When Milton Friedman died, all of his obits happened to mention that he helped make (or perhaps almost-singlehandedly made) economics a popular thing to talk about in the public discourse, rather than this gnomic discipline that no one wanted to really consider (obviously quite a bit of the credit for should also go to Keynes, but Friedman also existed in the age of television). Who will do that for theatre? I used to think it would be Frank Rich, but he clearly is wants to write about politics through the lens of a former theatre critic rather than use his critic-emeritus status to try to further popularize the form (this is not a criticism, just an observation). So if he's not going to do it, who will?

But then I read this from K-Drum and this from Ezra Klein and I realize that perhaps the issue has to do with the popularity and weight given to public intellectuals period. After all, the vintage copy of Robert Brustein's The Theatre of Revolt currently staring at me from my bookshelf was published by The Atlantic Monthly's imprint of Little Brown & Co. (which is another way of saying a major monthly magazine's division of a major publishing house). Anne Bogart's books are now published by Routledge, the top-line academic publisher and cost ridiculous academic prices to buy (they are, I should note, worth the cost, even if I bristle at paying $35 for a paperback with a badly digitized b+w photo on its cover that is less than 200 pages long).  Although Harold Clurman's On Directing is considered a directing textbook today, in its time it was written for the casually interested theatre goer to explain what a director does. That we can only conceive of that book as a textbook for aspiring theatre professionals says a great deal about the status of public dialogue about theatre all on its own.

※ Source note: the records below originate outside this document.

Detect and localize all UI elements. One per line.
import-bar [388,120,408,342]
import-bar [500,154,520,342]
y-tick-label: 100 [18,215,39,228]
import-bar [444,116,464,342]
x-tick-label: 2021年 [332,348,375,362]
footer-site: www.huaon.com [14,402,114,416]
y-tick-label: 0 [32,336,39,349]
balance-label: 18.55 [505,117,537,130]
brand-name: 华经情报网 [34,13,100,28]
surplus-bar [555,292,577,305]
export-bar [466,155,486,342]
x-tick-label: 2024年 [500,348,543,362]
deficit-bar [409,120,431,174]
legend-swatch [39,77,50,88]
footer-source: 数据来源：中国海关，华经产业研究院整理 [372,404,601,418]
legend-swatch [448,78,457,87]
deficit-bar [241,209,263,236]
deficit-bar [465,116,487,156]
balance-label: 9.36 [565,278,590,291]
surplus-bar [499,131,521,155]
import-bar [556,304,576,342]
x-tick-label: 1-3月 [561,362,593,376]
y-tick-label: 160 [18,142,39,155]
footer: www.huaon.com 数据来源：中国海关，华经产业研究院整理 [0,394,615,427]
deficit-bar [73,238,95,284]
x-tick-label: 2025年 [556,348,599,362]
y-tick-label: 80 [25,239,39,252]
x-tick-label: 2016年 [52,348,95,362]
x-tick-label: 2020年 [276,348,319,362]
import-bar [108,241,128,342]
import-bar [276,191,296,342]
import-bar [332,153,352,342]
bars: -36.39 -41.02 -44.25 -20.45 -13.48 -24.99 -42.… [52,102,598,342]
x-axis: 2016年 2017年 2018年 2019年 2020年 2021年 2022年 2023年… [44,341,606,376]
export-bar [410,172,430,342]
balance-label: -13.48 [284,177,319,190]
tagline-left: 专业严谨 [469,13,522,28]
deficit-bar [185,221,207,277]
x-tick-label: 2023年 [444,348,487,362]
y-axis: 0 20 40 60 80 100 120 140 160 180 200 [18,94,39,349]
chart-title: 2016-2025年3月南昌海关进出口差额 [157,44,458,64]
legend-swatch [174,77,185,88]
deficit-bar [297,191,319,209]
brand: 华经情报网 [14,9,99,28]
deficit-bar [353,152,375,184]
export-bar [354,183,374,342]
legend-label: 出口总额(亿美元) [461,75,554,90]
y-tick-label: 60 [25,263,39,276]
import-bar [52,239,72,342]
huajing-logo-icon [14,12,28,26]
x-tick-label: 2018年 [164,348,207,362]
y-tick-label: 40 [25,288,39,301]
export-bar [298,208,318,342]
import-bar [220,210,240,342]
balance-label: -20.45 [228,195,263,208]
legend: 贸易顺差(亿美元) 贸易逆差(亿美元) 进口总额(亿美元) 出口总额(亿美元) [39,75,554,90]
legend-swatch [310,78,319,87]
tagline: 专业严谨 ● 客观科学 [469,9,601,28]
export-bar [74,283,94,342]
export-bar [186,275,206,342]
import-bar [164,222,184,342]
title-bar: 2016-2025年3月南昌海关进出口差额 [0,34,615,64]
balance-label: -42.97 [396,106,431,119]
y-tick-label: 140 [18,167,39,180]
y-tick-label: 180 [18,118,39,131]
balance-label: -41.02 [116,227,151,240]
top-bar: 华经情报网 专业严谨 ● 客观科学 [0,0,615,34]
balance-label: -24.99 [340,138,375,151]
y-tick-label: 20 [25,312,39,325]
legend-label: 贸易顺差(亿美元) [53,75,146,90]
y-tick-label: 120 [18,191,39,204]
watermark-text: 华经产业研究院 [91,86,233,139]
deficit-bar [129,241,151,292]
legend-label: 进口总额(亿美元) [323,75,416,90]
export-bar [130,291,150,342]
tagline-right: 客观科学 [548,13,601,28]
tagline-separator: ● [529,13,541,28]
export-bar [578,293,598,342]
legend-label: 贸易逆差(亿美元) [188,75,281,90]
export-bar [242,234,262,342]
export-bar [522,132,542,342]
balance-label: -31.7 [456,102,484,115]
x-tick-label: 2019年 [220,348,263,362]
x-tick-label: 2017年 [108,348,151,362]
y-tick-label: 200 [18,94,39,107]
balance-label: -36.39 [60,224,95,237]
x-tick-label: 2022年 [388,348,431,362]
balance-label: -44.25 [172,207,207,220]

In politics, this can be traced to things like the  internet and the Wingnut Welfare system and the democratization of the flow of information etc. etc. and so forth.  Where before we might have Milton Friedman and Noam Chomsky and a few others, we now have a long long list of people to turn to for comment on an issue. In theater however it's not like we now have this huge number of semi-successful public intellectuals rather than a hand ful of household names. We don't really have anyone. When I was a kid, Frank Rich was the subject of a 60 Minutes segment. I can't imagine that happening for Ben Brantley. 

I'm guessing there's some people out there who feel that this is completely unnecessary but I find it kind of interseting to muse about. Who would you want that person to be? What qualities would they have? Is such a person totally unnecessary?